How each of us carries this new reality
What stands out most is how unevenly the heart responds to change. Our son who still lives here has taken on a quiet, instinctive steadiness toward his sister, supporting her in ways that seem to come as naturally to him as breathing, even while he pours himself into his chef training. One of our older sons finds it all much harder. He feels deeply, sometimes too deeply, and being close to the situation overwhelms him in a way that only those who are intensely sensitive will recognise. His distance is not a disappearance, not a lack of love; it is simply the way he manages to stay upright when the emotional weight becomes too heavy to bear.
Time to rethink what togetherness means
In earlier years, we never questioned what Christmas looked like. It carried its own familiar choreography: the meals, the teasing, the soft chaos of a large family slipping into its usual patterns. But this year, the idea of Christmas seems to hesitate before entering the room. Not out of sorrow, but out of honesty. As though we all feel that repeating the old form would be out of tune with where we actually are.
It leaves me with a quiet, persistent question: what does togetherness mean when life has redrawn the map? I don’t have a quick answer. Perhaps we will not all gather at the same moment. Perhaps Christmas will unfold across smaller, gentler moments, each arising when someone feels ready. Perhaps there will be no single shape this year, only the willingness to show up in the ways we truly can.

Just allowing Christmas to become something new
Little by little, I am beginning to sense that this is not a loss but an invitation. Families breathe, and sometimes the breath changes direction. Togetherness does not always arrive in one piece; sometimes it comes in fragments that are just as meaningful if we allow ourselves to see them that way.
Christmas does not have to imitate previous years.
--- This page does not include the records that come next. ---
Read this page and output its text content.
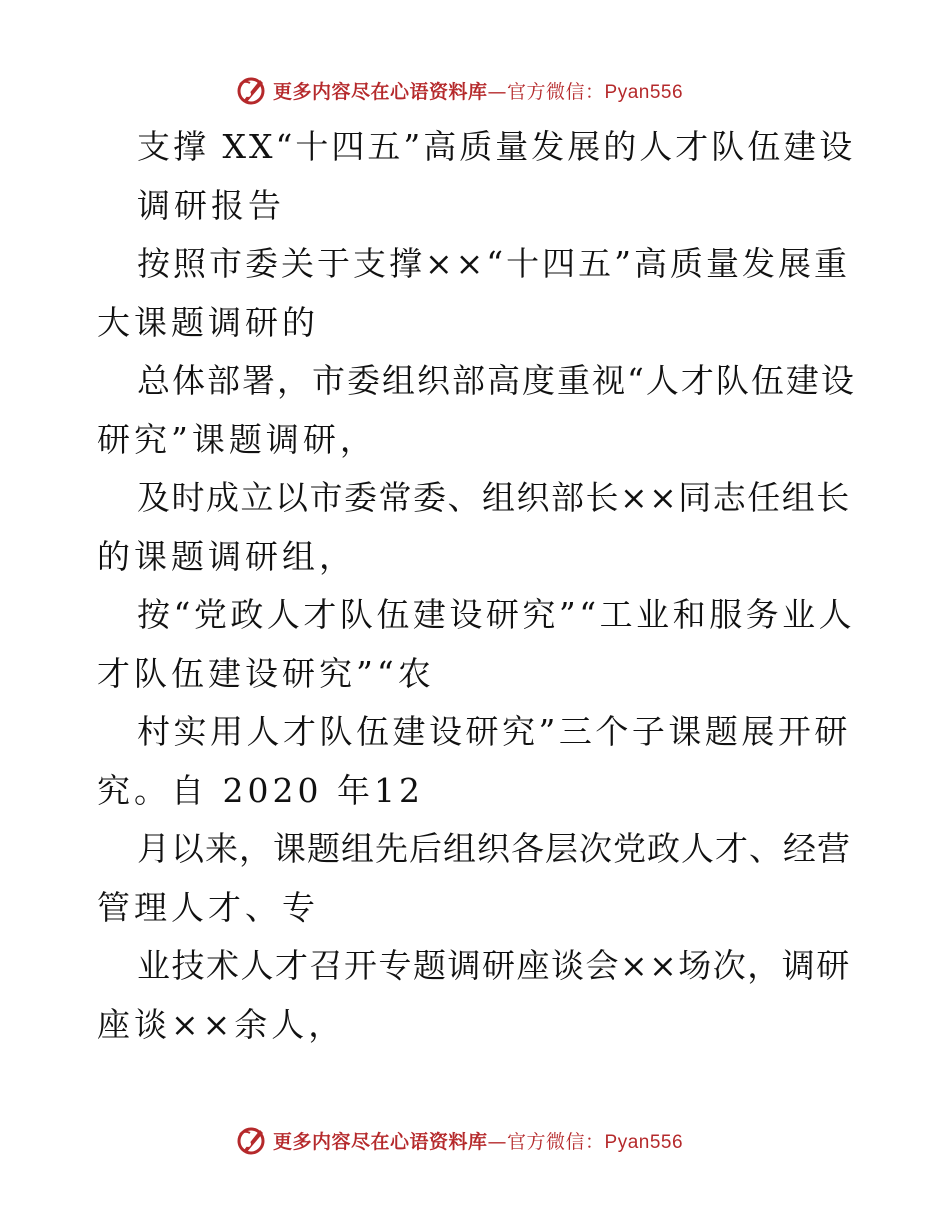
更多内容尽在心语资料库—官方微信：Pyan556
支撑 XX“十四五”高质量发展的人才队伍建设
调研报告
按照市委关于支撑××“十四五”高质量发展重
大课题调研的
总体部署，市委组织部高度重视“人才队伍建设
研究”课题调研，
及时成立以市委常委、组织部长××同志任组长
的课题调研组，
按“党政人才队伍建设研究”“工业和服务业人
才队伍建设研究”“农
村实用人才队伍建设研究”三个子课题展开研
究。自 2020 年12
月以来，课题组先后组织各层次党政人才、经营
管理人才、专
业技术人才召开专题调研座谈会××场次，调研
座谈××余人，
更多内容尽在心语资料库—官方微信：Pyan556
It can be slower, quieter, formed by a kind of truthfulness we may not have needed before. We do not need to force a picture of unity. What matters is that we allow each other the space to be present, close or at a distance, without assuming that only one version of love is valid.
Christmas shaped by who we are today
I don’t yet know what this Christmas will look like. It may be gentle. It may be smaller. It may help us step into the next chapter of our family story in a way that is honest rather than ceremonial. What I do know is that we will shape it from where we stand now, not from where we once stood or where we think we should be. And perhaps that is the quiet wisdom this season has always carried: not the demand to recreate the past, but the invitation to meet each other in the present, exactly as we are.